US 11,720,267 B2
Maintaining a fault-tolerance threshold of a clusterstore during maintenance activities
Alkesh Shah, Sunnyvale, CA (US); Austin Kramer, Redwood City, CA (US); Leonid Livshin, Malden, MA (US); Ramses V. Morales, Sunnyvale, CA (US); and Brian Masao Oki, San Jose, CA (US)
Assigned to VMWARE, INC., Palo Alto, CA (US)
Filed by VMware, Inc., Palo Alto, CA (US)
Filed on Oct. 19, 2021, as Appl. No. 17/504,829.
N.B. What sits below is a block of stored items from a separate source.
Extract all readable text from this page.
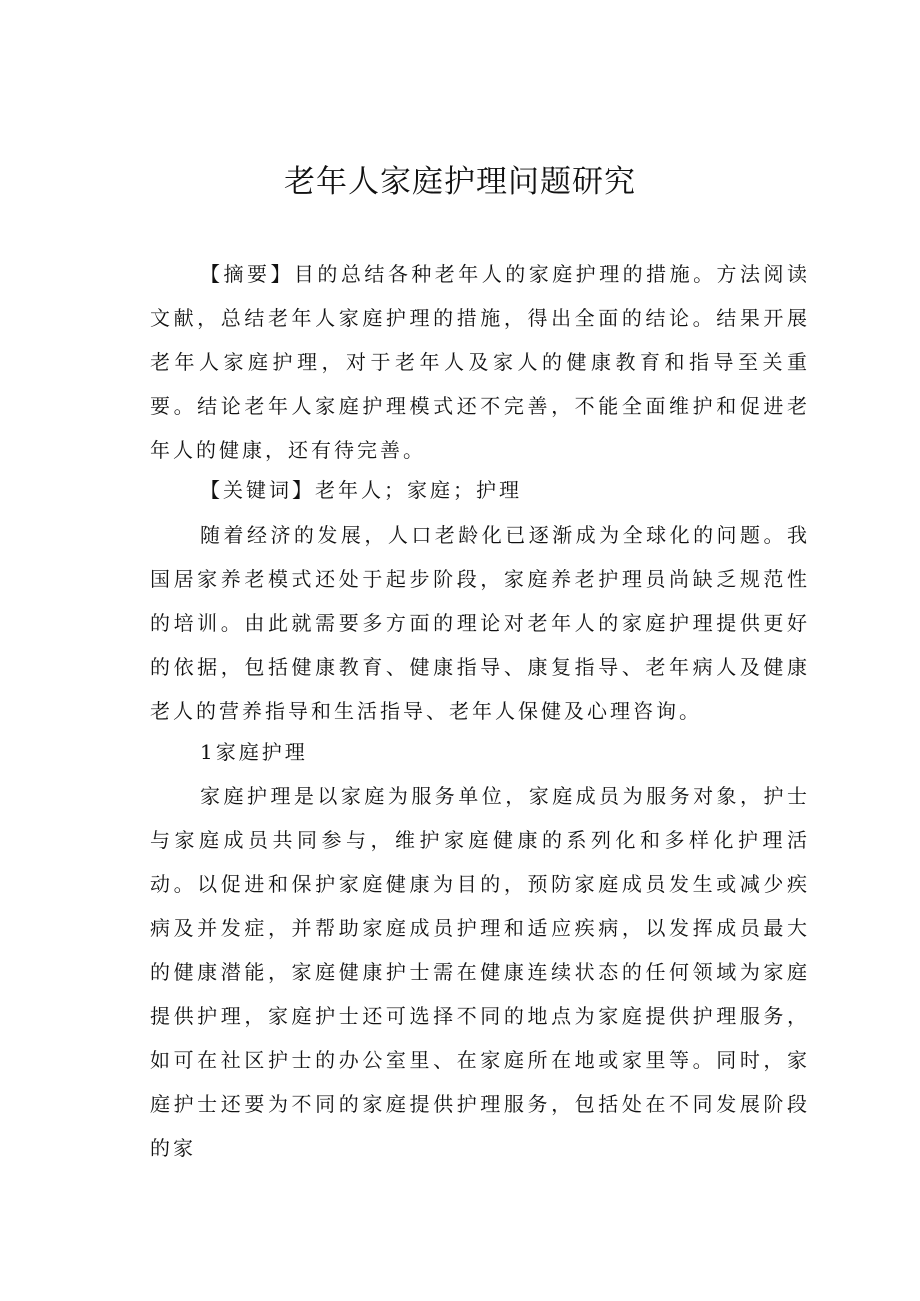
老年人家庭护理问题研究

【摘要】目的总结各种老年人的家庭护理的措施。方法阅读文献，总结老年人家庭护理的措施，得出全面的结论。结果开展老年人家庭护理，对于老年人及家人的健康教育和指导至关重要。结论老年人家庭护理模式还不完善，不能全面维护和促进老年人的健康，还有待完善。

【关键词】老年人；家庭；护理

随着经济的发展，人口老龄化已逐渐成为全球化的问题。我国居家养老模式还处于起步阶段，家庭养老护理员尚缺乏规范性的培训。由此就需要多方面的理论对老年人的家庭护理提供更好的依据，包括健康教育、健康指导、康复指导、老年病人及健康老人的营养指导和生活指导、老年人保健及心理咨询。

1家庭护理

家庭护理是以家庭为服务单位，家庭成员为服务对象，护士与家庭成员共同参与，维护家庭健康的系列化和多样化护理活动。以促进和保护家庭健康为目的，预防家庭成员发生或减少疾病及并发症，并帮助家庭成员护理和适应疾病，以发挥成员最大的健康潜能，家庭健康护士需在健康连续状态的任何领域为家庭提供护理，家庭护士还可选择不同的地点为家庭提供护理服务，如可在社区护士的办公室里、在家庭所在地或家里等。同时，家庭护士还要为不同的家庭提供护理服务，包括处在不同发展阶段的家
Prior Publication US 2023/0118169 A1, Apr. 20, 2023
Int. Cl. G06F 3/06 (2006.01)
CPC G06F 3/0634 (2013.01) [G06F 3/0604 (2013.01); G06F 3/067 (2013.01); G06F 3/0619 (2013.01); G06F 3/0631 (2013.01)] 20 Claims
OG exemplary drawing
 
1. A method for maintaining fault tolerance in a storage cluster, comprising:
receiving, by a management component associated with a distributed data store on a cluster of host machines, a request to place a first host machine of the cluster of host machines in a maintenance mode, wherein the first host machine stores given data of the distributed data store;
after receiving the request, determining, by the management component, whether a second host machine that does not currently store any data of the distributed data store exists in the cluster of host machines;
determining, by the management component, based on whether the second host machine exists in the cluster of host machines, whether to transfer the given data of the distributed data store from the first host machine to the second host machine;
determining, by the management component, a number of failures to tolerate (FTT) of the distributed data store;
performing, based on the number of FTT of the distributed data store, at least one of:
decrementing, by the management component, the number of FTT of the distributed data store by one,
deactivating, by the management component. the distributed data store: or
recreating. by the management component. a state associated with the given data of the distributed data store on the second host machine; and
after determining whether to transfer the given data of the distributed data store from the first host machine to the second host machine, initiating, by the management component, the maintenance mode on the first host machine.